Though tax-free withdrawals from a Roth IRA are particularly useful, both for a retiree and their heirs, it is worth noting that the Roth IRA is not for everyone. Not everybody is eligible to use the back-door Roth strategy. In order to qualify, an individual must have earned income in the same tax year that the transaction occurred. Additionally, anyone who is eligible to take Required Minimum Distributions (RMDs) is aged out of contributing to a traditional IRA – which is, as of the time of this writing, 72 years old.

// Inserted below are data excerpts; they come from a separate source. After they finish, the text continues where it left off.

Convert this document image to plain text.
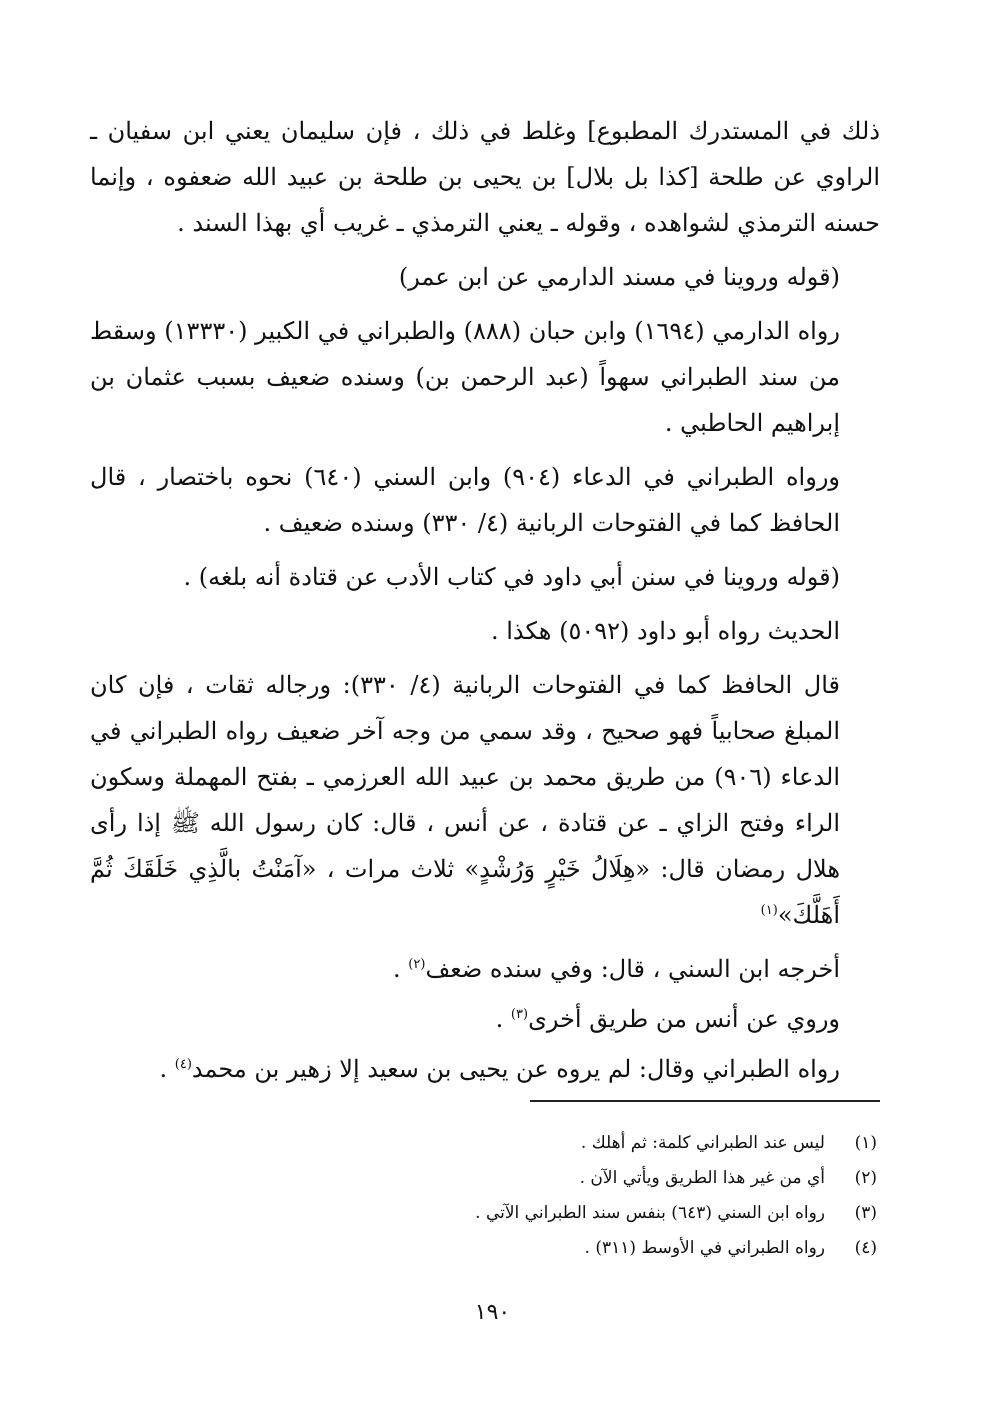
ذلك في المستدرك المطبوع] وغلط في ذلك ، فإن سليمان يعني ابن سفيان ـ الراوي عن طلحة [كذا بل بلال] بن يحيى بن طلحة بن عبيد الله ضعفوه ، وإنما حسنه الترمذي لشواهده ، وقوله ـ يعني الترمذي ـ غريب أي بهذا السند .

(قوله وروينا في مسند الدارمي عن ابن عمر)

رواه الدارمي (١٦٩٤) وابن حبان (٨٨٨) والطبراني في الكبير (١٣٣٣٠) وسقط من سند الطبراني سهواً (عبد الرحمن بن) وسنده ضعيف بسبب عثمان بن إبراهيم الحاطبي .

ورواه الطبراني في الدعاء (٩٠٤) وابن السني (٦٤٠) نحوه باختصار ، قال الحافظ كما في الفتوحات الربانية (٤/ ٣٣٠) وسنده ضعيف .

(قوله وروينا في سنن أبي داود في كتاب الأدب عن قتادة أنه بلغه) .

الحديث رواه أبو داود (٥٠٩٢) هكذا .

قال الحافظ كما في الفتوحات الربانية (٤/ ٣٣٠): ورجاله ثقات ، فإن كان المبلغ صحابياً فهو صحيح ، وقد سمي من وجه آخر ضعيف رواه الطبراني في الدعاء (٩٠٦) من طريق محمد بن عبيد الله العرزمي ـ بفتح المهملة وسكون الراء وفتح الزاي ـ عن قتادة ، عن أنس ، قال: كان رسول الله ﷺ إذا رأى هلال رمضان قال: «هِلَالُ خَيْرٍ وَرُشْدٍ» ثلاث مرات ، «آمَنْتُ بالَّذِي خَلَقَكَ ثُمَّ أَهَلَّكَ»$^{(١)}$

أخرجه ابن السني ، قال: وفي سنده ضعف$^{(٢)}$ .

وروي عن أنس من طريق أخرى$^{(٣)}$ .

رواه الطبراني وقال: لم يروه عن يحيى بن سعيد إلا زهير بن محمد$^{(٤)}$ .

(١)
ليس عند الطبراني كلمة: ثم أهلك .
(٢)
أي من غير هذا الطريق ويأتي الآن .
(٣)
رواه ابن السني (٦٤٣) بنفس سند الطبراني الآتي .
(٤)
رواه الطبراني في الأوسط (٣١١) .
١٩٠
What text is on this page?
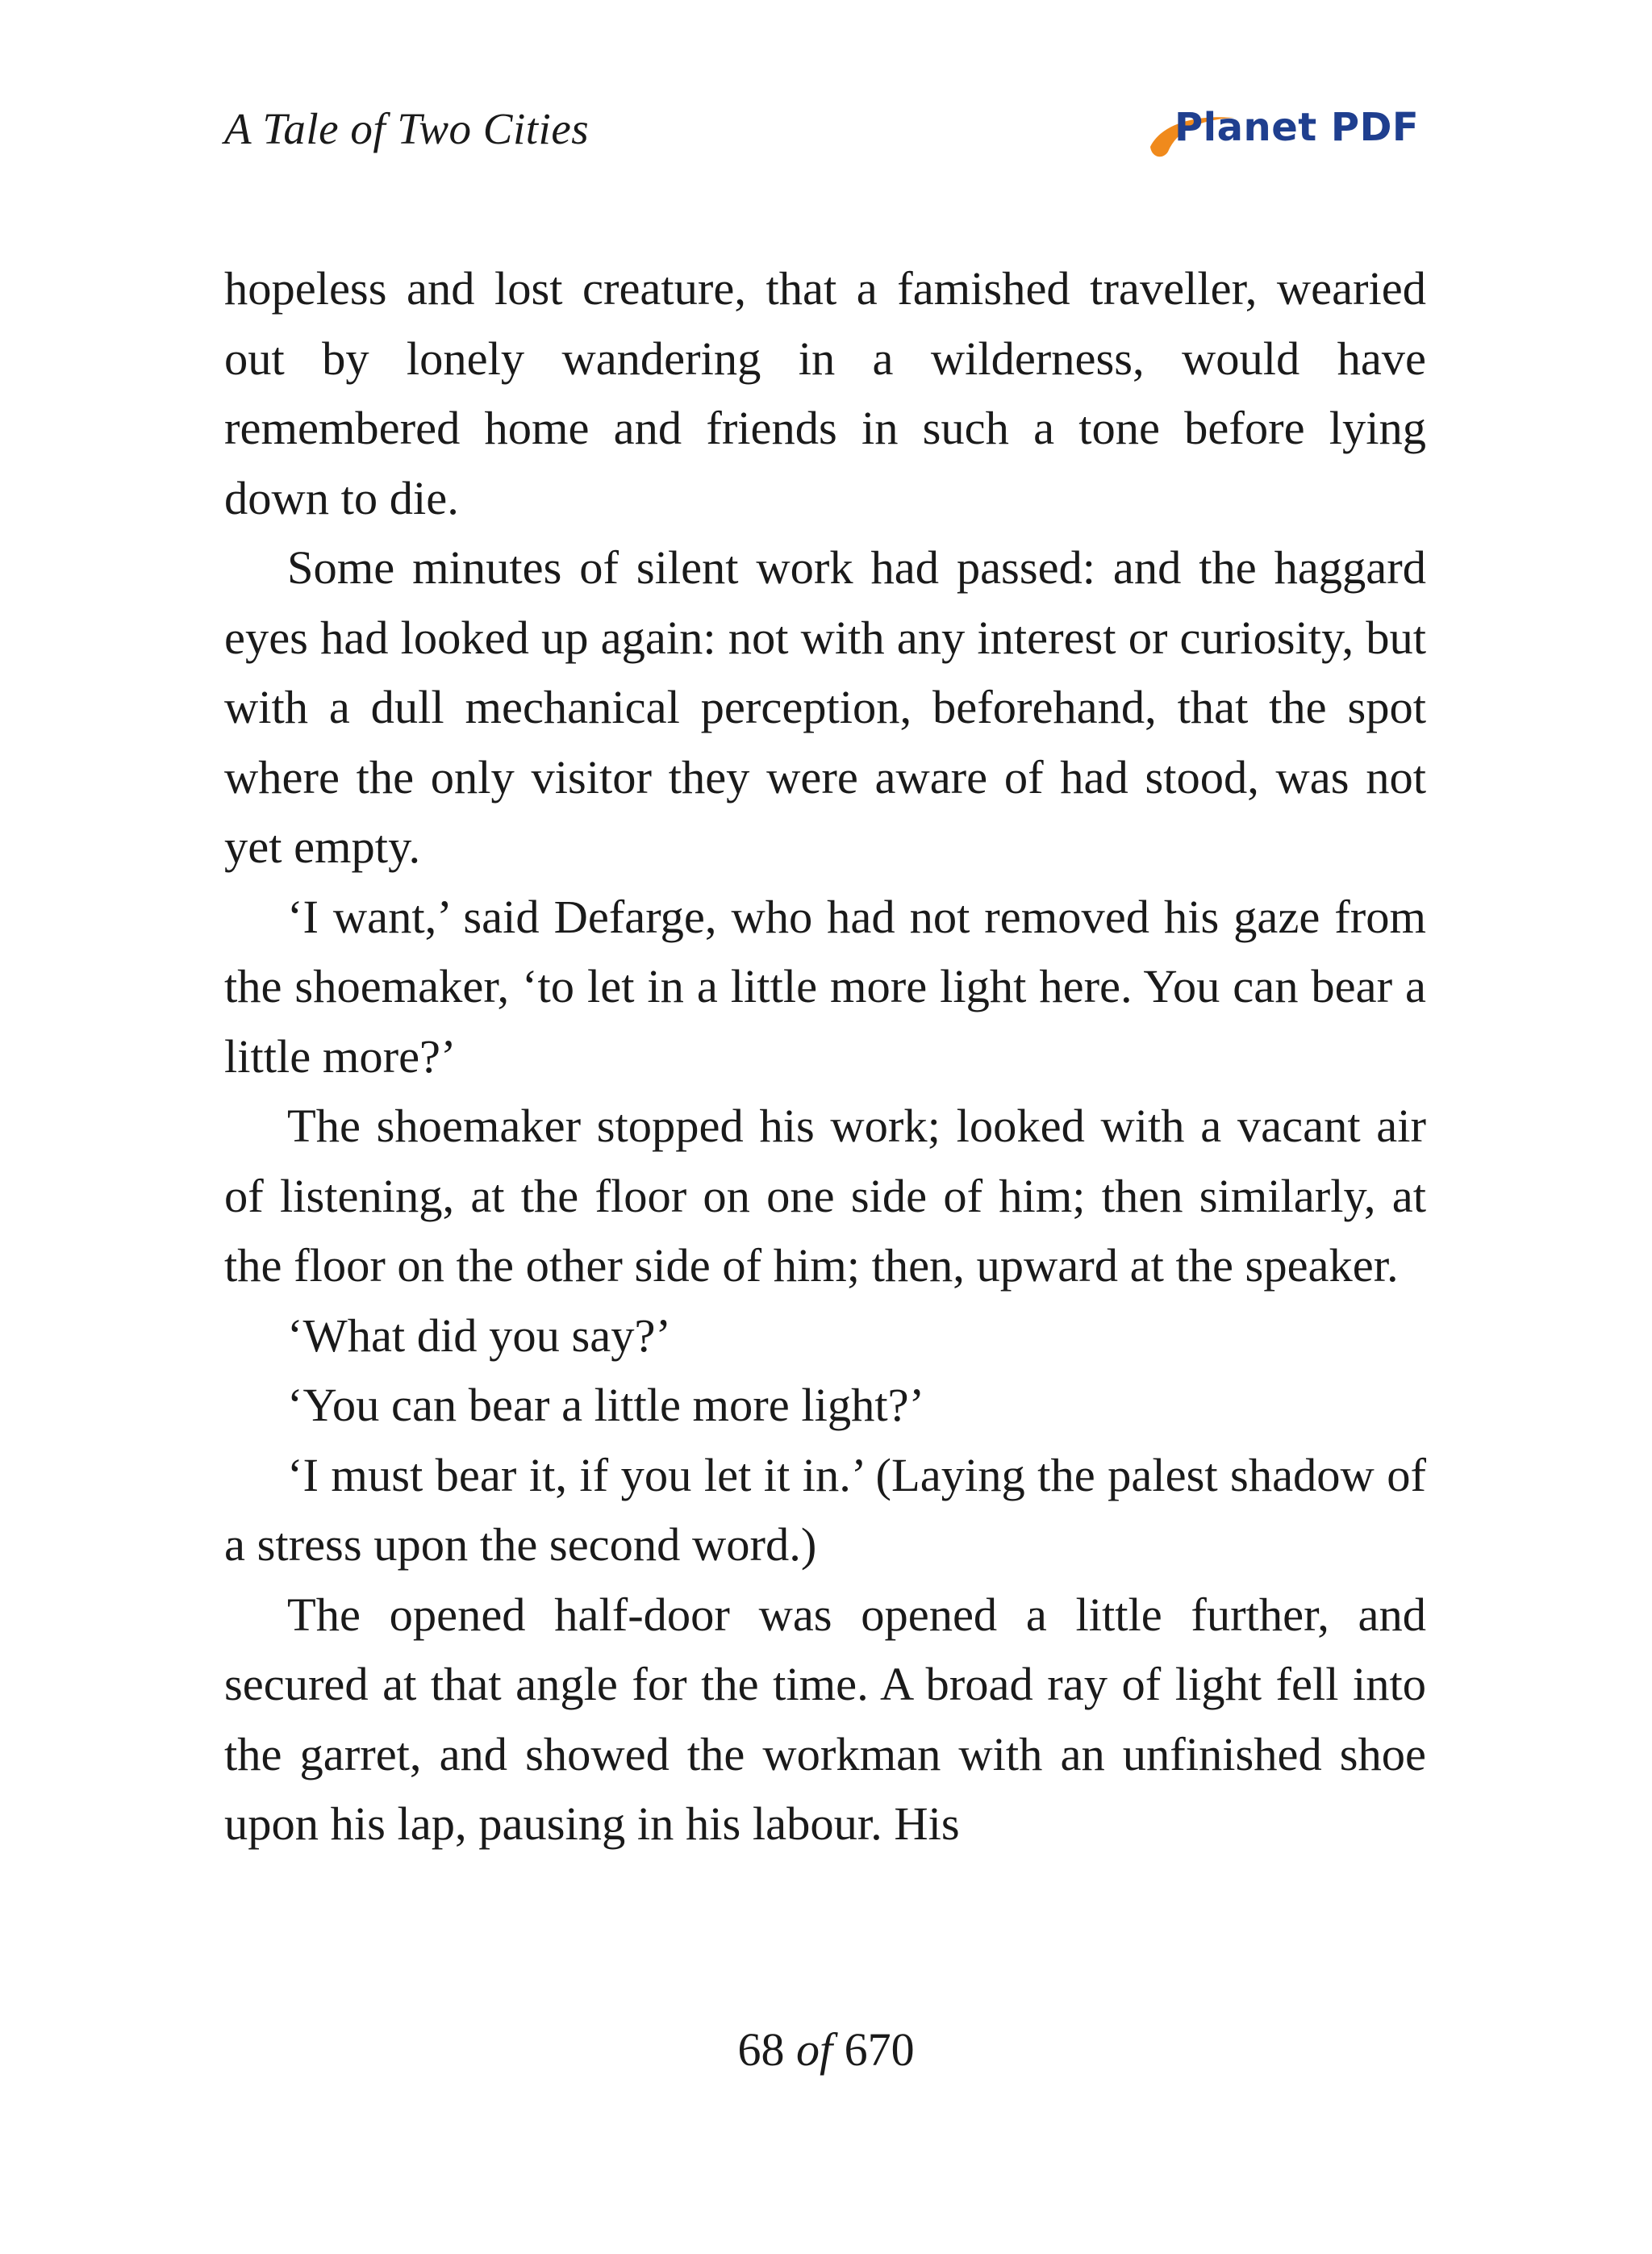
A Tale of Two Cities	Planet PDF

hopeless and lost creature, that a famished traveller, wearied out by lonely wandering in a wilderness, would have remembered home and friends in such a tone before lying down to die.

Some minutes of silent work had passed: and the haggard eyes had looked up again: not with any interest or curiosity, but with a dull mechanical perception, beforehand, that the spot where the only visitor they were aware of had stood, was not yet empty.

‘I want,’ said Defarge, who had not removed his gaze from the shoemaker, ‘to let in a little more light here. You can bear a little more?’

The shoemaker stopped his work; looked with a vacant air of listening, at the floor on one side of him; then similarly, at the floor on the other side of him; then, upward at the speaker.

‘What did you say?’

‘You can bear a little more light?’

‘I must bear it, if you let it in.’ (Laying the palest shadow of a stress upon the second word.)

The opened half-door was opened a little further, and secured at that angle for the time. A broad ray of light fell into the garret, and showed the workman with an unfinished shoe upon his lap, pausing in his labour. His

68 of 670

Since part or all of the back-door Roth conversion may be considered taxable if you own other traditional IRA accounts (including SEP and SIMPLE IRAs) at the time of conversion, this strategy is most appropriate for those who do not own any other traditional IRAs. Taxpayers with existing IRAs are forced to either roll that money back into their employer’s 401(k) plan or miss out on the opportunity to fund a Roth IRA this way.
Though there are many, the most coveted benefit of contributing to a Roth IRA is that withdrawals taken after age 59½ are federal-income-tax-free as long as you have had at least one Roth IRA account open for 5 years or more. These tax-free withdrawals can be especially beneficial to a high-income earner who is not eligible to receive a tax deduction for contributions made to a traditional IRA. So, in effect, the back-door Roth conversion strategy insures a high-income taxpayer against future taxes that would otherwise hit withdrawals coming from any traditional IRA balance in addition to its future account earnings.
This method of funding a Roth IRA indirectly has helped many high-income earners achieve tax diversification for over a decade. Tax diversification — also referred to as tax location — is incredibly useful in retirement income planning. If a retiree has money saved in tax-deferred, tax-free, and taxable investment accounts, they can maintain a great deal of control over their tax situation regardless of any changes Congress makes to the tax code down the line.
Despite its benefits, many taxpayers still do not take advantage of the back-door Roth conversion strategy, even after it was blessed by Congress over two years ago. Accountants, financial advisors, bloggers, and journalists alike have been writing about this strategy for years, yet many who could be funding Roth IRAs indirectly still are unaware that they can.
Congress could eliminate the need for the back-door Roth IRA conversion process completely by either raising or eliminating the current income caps on contributions, thus allowing high-income earners to contribute to a Roth IRA directly. Those who know about the strategy are utilizing it, but it is not ideal public policy to allow significant tax breaks like these to apply only to those who are either very familiar with the tax code or have access to someone who is.